7節 少子化の構造的要因

日本の人口は,過去数十年1億2000万付近で停滞している。なぜか考えた事があるだろうか?

 これは,日本という国土が持てる最適な人口水準だという事である。

 ある一定の土地が養える人間の数には限界がある。

 ある家族がある農地を保有していて自給自足の生活をしていると仮定しよう。

 家族が増えれば労働力が増えるのでより多くの農作物を作る事ができるだろう。これは人数が少ない時の方が顕著で1人から2人に増えれば農作物は2倍以上に増える。でも同じように1人増える場合でも6人から7人の場合は1人から2人より増える量は少なくなる。落ち穂拾い等のあまり生産性の高くない仕事を引き受ける人が増えるだけだからである。これを限界生産性逓減の法則と前の章で説明した。

 あまり家族を増やすと消費が生産量を追い越して,その家族は餓死してしまう。また消費と生産量が等しくても余剰が生まれないのでその農家は販売用の農作物がなくなり他のモノを消費するお金が生み出せない。

 最適な家族の人数とはどのようにして決まるのか?

 人間1人の食べる量が一定だと仮定すると,生産量は家族が増えると家族の人数が多くなるほど追加的な生産量の量は減少していくので,家族を1人増やした時,追加の生産量>追加の消費量(一定)ならば家族を増やした方がよく,逆の場合ならば家族を減らした方がよい。

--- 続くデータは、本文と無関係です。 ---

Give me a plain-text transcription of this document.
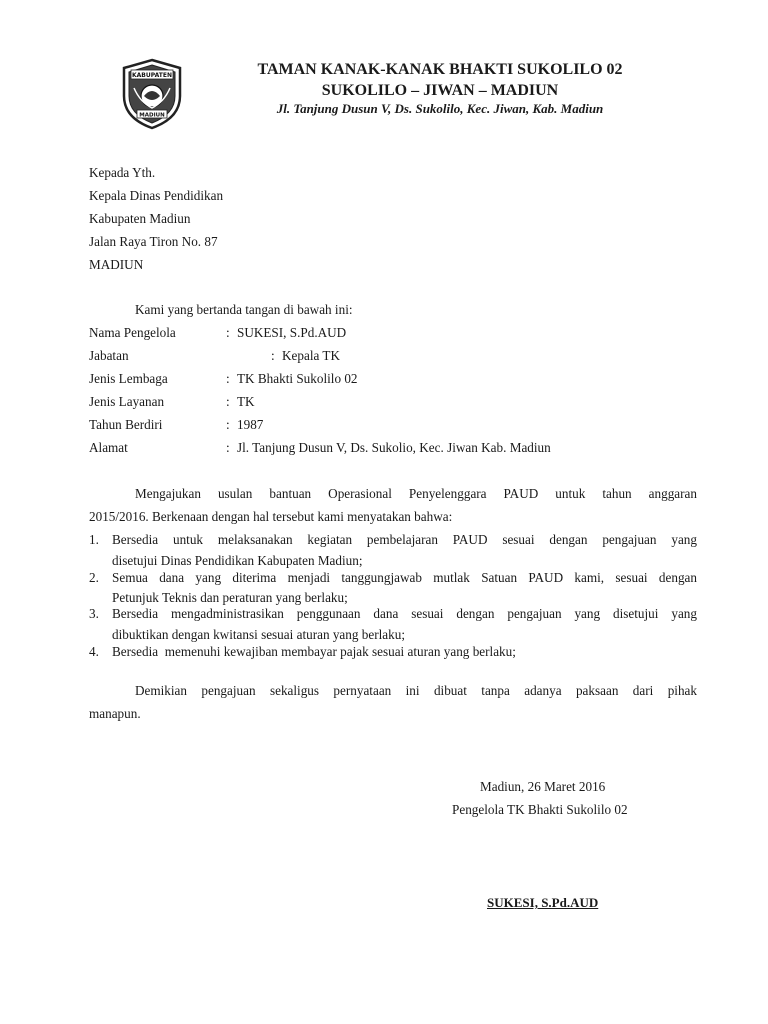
KABUPATEN
MADIUN
TAMAN KANAK-KANAK BHAKTI SUKOLILO 02
SUKOLILO – JIWAN – MADIUN
Jl. Tanjung Dusun V, Ds. Sukolilo, Kec. Jiwan, Kab. Madiun
Kepada Yth.
Kepala Dinas Pendidikan
Kabupaten Madiun
Jalan Raya Tiron No. 87
MADIUN
Kami yang bertanda tangan di bawah ini:
Nama Pengelola	: SUKESI, S.Pd.AUD
Jabatan	: Kepala TK
Jenis Lembaga	: TK Bhakti Sukolilo 02
Jenis Layanan	: TK
Tahun Berdiri	: 1987
Alamat	: Jl. Tanjung Dusun V, Ds. Sukolio, Kec. Jiwan Kab. Madiun
Mengajukan usulan bantuan Operasional Penyelenggara PAUD untuk tahun anggaran
2015/2016. Berkenaan dengan hal tersebut kami menyatakan bahwa:
1. Bersedia untuk melaksanakan kegiatan pembelajaran PAUD sesuai dengan pengajuan yang
disetujui Dinas Pendidikan Kabupaten Madiun;
2. Semua dana yang diterima menjadi tanggungjawab mutlak Satuan PAUD kami, sesuai dengan
Petunjuk Teknis dan peraturan yang berlaku;
3. Bersedia mengadministrasikan penggunaan dana sesuai dengan pengajuan yang disetujui yang
dibuktikan dengan kwitansi sesuai aturan yang berlaku;
4. Bersedia  memenuhi kewajiban membayar pajak sesuai aturan yang berlaku;
Demikian pengajuan sekaligus pernyataan ini dibuat tanpa adanya paksaan dari pihak
manapun.
Madiun, 26 Maret 2016
Pengelola TK Bhakti Sukolilo 02
SUKESI, S.Pd.AUD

 最適な家族の人数とは追加の生産量=追加の消費量(一定)となる場合である。

 この話を日本国土で考えてみよう。この場合の家族は日本国民全体である。

 最適な日本国民の数は,現在の値で一定に推移している所を見ると最適なようである。

 つまり高齢化が進んで日本の人口が死亡で減りづらくなっただけ,総数を一定に保つためには,少子化が進まざるを得ないのである。少子高齢化は起こるべくして起きているのである。

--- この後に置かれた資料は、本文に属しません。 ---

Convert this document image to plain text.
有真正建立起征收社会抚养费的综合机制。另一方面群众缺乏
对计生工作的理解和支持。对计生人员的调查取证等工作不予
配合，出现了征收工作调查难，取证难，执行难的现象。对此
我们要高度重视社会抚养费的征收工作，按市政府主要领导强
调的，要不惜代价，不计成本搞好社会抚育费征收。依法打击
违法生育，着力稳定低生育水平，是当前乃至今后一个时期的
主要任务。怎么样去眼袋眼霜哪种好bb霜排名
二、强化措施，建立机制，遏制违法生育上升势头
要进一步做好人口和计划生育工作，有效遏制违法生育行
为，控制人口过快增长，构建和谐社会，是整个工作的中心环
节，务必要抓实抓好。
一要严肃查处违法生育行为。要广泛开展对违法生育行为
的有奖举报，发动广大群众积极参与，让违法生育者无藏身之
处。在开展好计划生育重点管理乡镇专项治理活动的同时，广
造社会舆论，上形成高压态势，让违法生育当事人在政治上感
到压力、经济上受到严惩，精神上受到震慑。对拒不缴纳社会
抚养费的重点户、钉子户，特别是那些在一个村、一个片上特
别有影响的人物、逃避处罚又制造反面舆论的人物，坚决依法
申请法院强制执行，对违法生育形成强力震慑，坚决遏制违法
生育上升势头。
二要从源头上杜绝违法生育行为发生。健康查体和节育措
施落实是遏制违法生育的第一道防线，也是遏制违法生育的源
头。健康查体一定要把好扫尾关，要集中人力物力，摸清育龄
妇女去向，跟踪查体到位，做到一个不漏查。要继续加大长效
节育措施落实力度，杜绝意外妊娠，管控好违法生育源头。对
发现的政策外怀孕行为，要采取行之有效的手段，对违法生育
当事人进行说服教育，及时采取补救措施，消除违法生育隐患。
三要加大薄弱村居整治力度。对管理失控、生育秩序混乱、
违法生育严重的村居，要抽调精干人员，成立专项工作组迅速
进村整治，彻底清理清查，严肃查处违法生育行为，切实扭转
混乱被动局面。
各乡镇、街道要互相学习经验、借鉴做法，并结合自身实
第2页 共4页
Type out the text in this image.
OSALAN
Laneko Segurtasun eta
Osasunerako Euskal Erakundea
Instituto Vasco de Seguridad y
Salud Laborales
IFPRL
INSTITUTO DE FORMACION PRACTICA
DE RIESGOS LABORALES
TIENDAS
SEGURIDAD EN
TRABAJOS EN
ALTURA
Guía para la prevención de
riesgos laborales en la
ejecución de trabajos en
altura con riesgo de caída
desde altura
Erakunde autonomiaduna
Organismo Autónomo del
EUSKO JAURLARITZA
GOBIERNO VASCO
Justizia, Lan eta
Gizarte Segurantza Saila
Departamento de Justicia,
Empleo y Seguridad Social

 少子化を改善するための子供手当は小手先の対策に過ぎず,少子化を解決する方法は以下の2つしかない。

 1つは,高齢者を減らす方法である。これは難しい。というか医療が進む日本ではほぼ不可能な事であろう。

 もう1つは,日本国民の総数を増やす事である。上記の話に従えば,日本全体の生産性を上げればよい。

 農作物を耕す場合に,生産性を上げる方法として色々ある。肥料を蒔く,農具を充実させる,その土地に合った農作物を栽培する,農業教育を施す,新しい品種を作る(緑の革命),個々人の能力を最大限に利用する(サボリや適所適材を心掛ける)等がある。

 日本の産業全体で言い換えると,インフラ整備をする(道路、橋等),生産設備を充実させる,日本の風土にあった産業を育成する,教育水準を上げる,技術革新を促す,日本人の能力を活かせる産業を育成する等になる。

 少子化を改善する方法は上記のようなものになる。

 子供手当は1人当たりの消費を補助するので,追加的な消費量を国民の自己負担で見ると少なくし,本来より日本の人口を過剰に増やし,日本の生産性を下げている。また子供手当の財源は税金なので,本来ならば消費や投資に回る資金が税を通じて子供手当という非効率なモノに使われているのでますます生産性を下げている。よって最悪の政策である。近視眼的すぎて笑止である。

 その財源を教育や技術革新の布石にかければどれだけ日本のためになるか想像も難くない。